Cysteine hydrochloride, a critical drug for pediatric and adult patients who require parenteral nutrition (PN), was officially delisted from the U.S. Food and Drug Administration’s drug shortage website on Sept. 4, 2019, just two months after it entered the market via a supply deal with ProvideGx. The drug had previously been in continual shortage since 2015. Exela Pharma Sciences is currently the only FDA-approved manufacturer of cysteine hydrochloride injection. Its new formulation is labeled to contain no more than 120 parts per billion (ppb) or mcg/L of aluminum. Patients with renal impairment, including preterm infants, who receive greater than 4 to 5 mcg/kg/day of parenteral aluminum can accumulate aluminum to levels associated with central nervous system and bone toxicity.”
Shortly after the two announcements were made, Blair Childs, senior vice president for public affairs at Premier, spoke with Healthcare Innovation Editor-in-Chief Mark Hagland, regarding their significance.
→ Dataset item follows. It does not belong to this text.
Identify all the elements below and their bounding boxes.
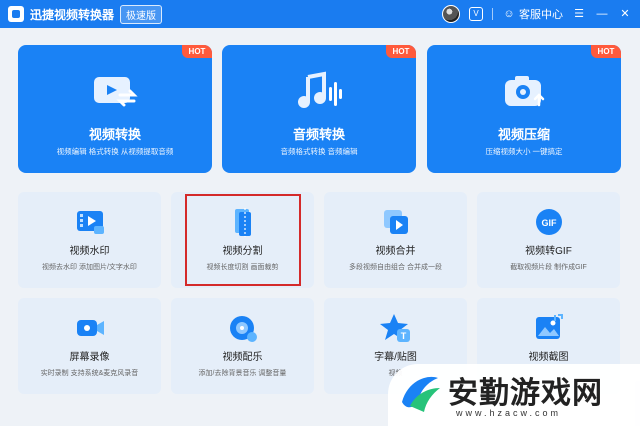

Below are excerpts from that interview.
Can you explain the significance of these announcements for the healthcare delivery system?
It used to be that it took four to five years for a new ANDA—an Abbreviated New Drug Application—to get through the FDA [Food and Drug Administration]. So you had barriers to entry to new products; if you wanted to reduce the drug shortage, you were encumbered. FDA has now sped up this process, in part because of the legislation we authored and got passed. And as a consequence, the time it takes us to work with manufacturers, and it’s causing manufacturers to say, we can’t hide behind the barriers to entry. We’re going to have more competitors. So we’ve been able to leverage that and bring more competitors to market; and we’re going to eliminate drug shortages—that’s our mission and goal in that space. There are parts of the problem that can’t address without a national policy. We’re raising the bar, and it’s forcing everyone else to react, so it’s exciting.
What made the announcements important?
They represent incredible progress. We’ve got well over 120 of the drug shortage products that we’re making fully available to our members. That has huge implications for health systems and anyone providing care, because of disruptions that undermine care delivery. Also, there are huge price spikes when shortages occur. So the fact that we’re making this much progress, and specifically taking a product off the shortage list, and continuing to raise the bar has forced all the other GPOs [group purchasing organizations] to scramble and forced the manufacturers to respond. When there have been barriers to entry, they’ve been able to raise prices. So it’s a cost issue and a reliability of care issue. And you have to keep all the NDCs [National Drug Codes] and EHRs [electronic health records] and so there’s a lot of coding and management from that vantage point that been a problem in terms of the stability of the supply chain.